Templeton was born in Van Buren County on Feb. 26, 1921. He enlisted on Jan. 10, 1943. 
Among the letters:
On March 17, 1944, he wrote to his mother stating, “I guess this will be the last letter that I will get to write for a week or more. Please don’t worry about me. I will be all right. We are going to be out in the mountains for about 9 or 10 days. I don’t guess I will get to write. Write to me when you can. You can stand it if I can. Slept against a haystack last night. Got wet. Rained most all day. Came in this morning. Didn’t get any supper last night or breakfast this morning. Pretty good dinner tho.” 
On Oct. 12, 1944, he wrote to his father stating, “I have just seen a picture show and will write you a few lines before it gets dark. It’s not very often we get to see a show here. They help a fellow some. I am well and hope that this will find all well at home. I got a letter from Ruth today. Letters from home help more than anything to cheer a man up. I sure am getting tires of all this war. I guess I sound like I am down in the mouth but sometimes I can’t help it. It don’t take long for a man to get tired of this.”

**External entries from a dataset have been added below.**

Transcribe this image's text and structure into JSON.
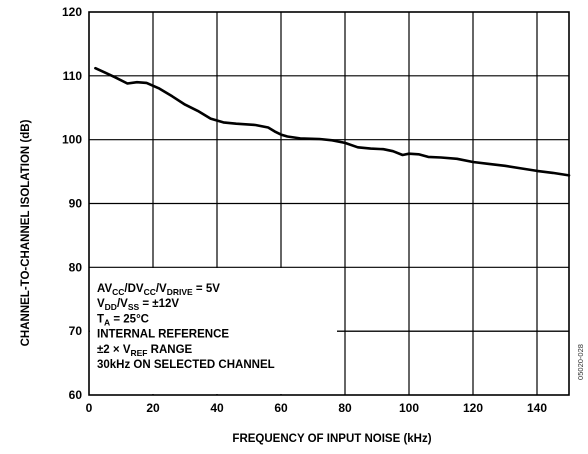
{
  "chart_data": {
    "type": "line",
    "title": "",
    "xlabel": "FREQUENCY OF INPUT NOISE (kHz)",
    "ylabel": "CHANNEL-TO-CHANNEL ISOLATION (dB)",
    "xlim": [
      0,
      150
    ],
    "ylim": [
      60,
      120
    ],
    "xticks": [
      "0",
      "20",
      "40",
      "60",
      "80",
      "100",
      "120",
      "140"
    ],
    "yticks": [
      "60",
      "70",
      "80",
      "90",
      "100",
      "110",
      "120"
    ],
    "grid": true,
    "legend": "none",
    "series": [
      {
        "x": [
          2,
          5,
          8,
          12,
          15,
          18,
          22,
          26,
          30,
          34,
          38,
          42,
          46,
          52,
          56,
          58,
          60,
          62,
          66,
          72,
          76,
          80,
          84,
          88,
          92,
          95,
          98,
          100,
          103,
          106,
          110,
          115,
          120,
          125,
          130,
          135,
          140,
          145,
          150
        ],
        "values": [
          111.2,
          110.5,
          109.8,
          108.8,
          109.0,
          108.9,
          108.0,
          106.8,
          105.5,
          104.5,
          103.3,
          102.7,
          102.5,
          102.3,
          101.9,
          101.3,
          100.8,
          100.5,
          100.2,
          100.1,
          99.9,
          99.5,
          98.8,
          98.6,
          98.5,
          98.2,
          97.6,
          97.8,
          97.7,
          97.3,
          97.2,
          97.0,
          96.5,
          96.2,
          95.9,
          95.5,
          95.1,
          94.8,
          94.4
        ],
        "color": "#000000"
      }
    ],
    "annotation_lines": [
      {
        "main": "AV",
        "sub": "CC",
        "rest": [
          [
            "/DV",
            ""
          ],
          [
            "CC",
            "sub"
          ],
          [
            "/V",
            ""
          ],
          [
            "DRIVE",
            "sub"
          ],
          [
            " = 5V",
            ""
          ]
        ]
      },
      {
        "main": "V",
        "sub": "DD",
        "rest": [
          [
            "/V",
            ""
          ],
          [
            "SS",
            "sub"
          ],
          [
            " = ±12V",
            ""
          ]
        ]
      },
      {
        "main": "T",
        "sub": "A",
        "rest": [
          [
            " = 25°C",
            ""
          ]
        ]
      },
      {
        "main": "INTERNAL REFERENCE",
        "sub": "",
        "rest": []
      },
      {
        "main": "±2 × V",
        "sub": "REF",
        "rest": [
          [
            " RANGE",
            ""
          ]
        ]
      },
      {
        "main": "30kHz ON SELECTED CHANNEL",
        "sub": "",
        "rest": []
      }
    ],
    "figure_id": "05020-028"
  }
}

On Christmas day in 1944, he wrote to his mother stating, “This is a fine xmas day and I have just had a fine turkey dinner. Everything was good but not like it would have been at home. I hope all of you are having a good time at home. I am still getting along fine. I got another box from you last night. A box of candy bars. That was just what I wanted. Thanks a lot. I got your very nice xmas card and one from Alma Lee.”
His last letter was dated Feb. 25, 1945, just one day before his 24th birthday, 12 days before his death on March 9, and two months before the war ended when Allies accepted Germany’s surrender on May 8.

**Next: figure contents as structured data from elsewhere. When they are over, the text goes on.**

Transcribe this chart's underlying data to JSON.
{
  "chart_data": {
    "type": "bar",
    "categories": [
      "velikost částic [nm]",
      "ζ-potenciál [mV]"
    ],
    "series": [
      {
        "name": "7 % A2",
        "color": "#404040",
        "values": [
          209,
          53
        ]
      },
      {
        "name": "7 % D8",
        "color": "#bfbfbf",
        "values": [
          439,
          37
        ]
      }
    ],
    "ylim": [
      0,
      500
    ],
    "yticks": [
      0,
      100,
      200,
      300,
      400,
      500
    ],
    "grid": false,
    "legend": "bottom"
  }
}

To his father he stated, “I didn’t get any mail yesterday or today. I can write more if I get mail from home because it gives me something to write about. I am well and hope that all is well at home. I am sending seventy five dollars home today. Let me know when you get it. I had a chance for a fur-lough to England but Brock got it instead. You know Adie Brock don’t you? He has been with me all the time. I was glad to know that he got it. Both of us couldn’t go. Maybe I will get one soon.”
A Western Union telegram dated March 22 notified the family of his death on March 9, 1945. “The Secretary of War desires me to express his deep regret that your son SGT Templeton, Charles I. was killed in action in Germany 09 March 45 confirming letter follows.”
On April 20, additional information arrived from Charles H. Washburn, office of the Chaplain, that informed the family on how Templeton died and his funeral.
“Charles was platoon guide for one of the rifle platoons of Company F. On 9 March 1945, Com-pany F was in the drive to knock the enemy from their positions near Ossenberg, Germany. Enemy machine gun and bazooka fire was very heavy. While crossing an open field with the platoon, Charles was struck and instantly killed by fragments from an exploding enemy bazooka shell. He was buried in the United States Military Cemetery at Margraten, Holland. One of our Protestant chaplains gave your son a Christian burial and read appropriate Scriptures and prayers.”
 Family membered had to wait three years before Templeton’s remains were turned over to them. Templeton arrived by military escort on Nov. 5, 1948 in Depot Bottom in McMinnville.
 Pitts says she remembers him arriving by train.
 “I remember it, even though I was pretty young at the time,” said Pitts. “When they brought him back in 48, I remember the train coming into Depot Bottom. Mr. High’s ambulance was there and they took his body off of the train. It had a flag draped over the casket. The flag in the box was the flag draped over his casket. My grandmother kept everything.”
 Templeton was laid to rest in Van Buren County.